The 4% rule failed after the great depression, and when enough history plays out, it might also fail during some of the severe downturns of the 2000's.
The bolded statement is not true, and Sol and others have already debunked similar statements that you made in the 4% rule thread. Go run cFiresim at either a 60/40 or 75/25 stock/bond allocation, and you will see that the only failures occurred for start years in the mid and late 1960's, due to the 1970s stagflation era. The Great Depression did NOT cause a failure of the 4% rule. And if you run a 17-year sim that captures the Y2k retiree, he/she is doing demonstrably better than any of the 1960s/70s failure trajectories were doing 17 years in. I'm pretty sure this has been pointed out to you before also.
Please stop spreading misinformation.
All you have to do is look at Table 3 in the original Trinity Study and you'll see that for a 30-yr time frame with an adjustment for inflation between 1926-1995 the success rate was only 95%-98% for a portfolio that had at least 1/2 stocks, 71% success for 25% stocks, and only 20% success for 100% bonds. Not sure why my statement is true! Let's see what we think about you not worrying about the year-2000 retiree...
cFiresim is only one simulation tool, and it doesn't even agree with the results of the Trinity study. As long as people are going to quote the 4% rule I'm going to stick with one of the sources of that very rule. But let's use it to simulate a 30-yr outcome starting at 2000. We don't need to stop at 17 years of simulation, we can do it in two stages to try and add on the other 13 years to get a proper 30-yr time frame, shall we?

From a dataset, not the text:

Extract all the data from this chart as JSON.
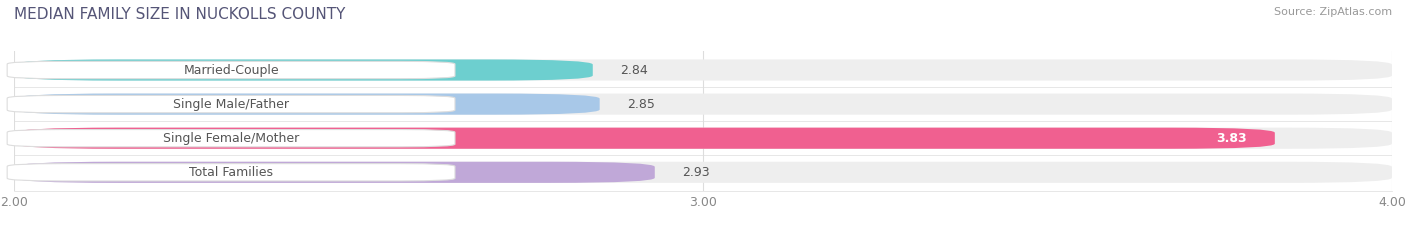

I used the cFiresim default calculations with a 2017 retirement date and a 2034 retirement end year. Someone starting with $1M in 2000 would only have about $629K of their portfolio left in a US market - with a lofty CAPE ratio of 30 - we can't even factor in how expensive the market is, but that doesn't sound very safe at all.
Put that $629K back in the simulator and run it for another 13 years. Adjusting expenses for inflation, $40,000 in 2000 is now $57,545 in 2017, so that's our starting expense number, and the simulations years are 2017-2030. Now let's count how many times the portfolio fails over the 134 historical simulations. The answer is 48! That's the best way I can think to simulate a 30-yr horizon starting with 2000, and I get a 36% failure rate with this method. If we assume that market returns will not be as good for the next 30 years (CAPE research shows this to be very likely) then you would probably get a significantly higher success rate.
Please stop spreading misinformation.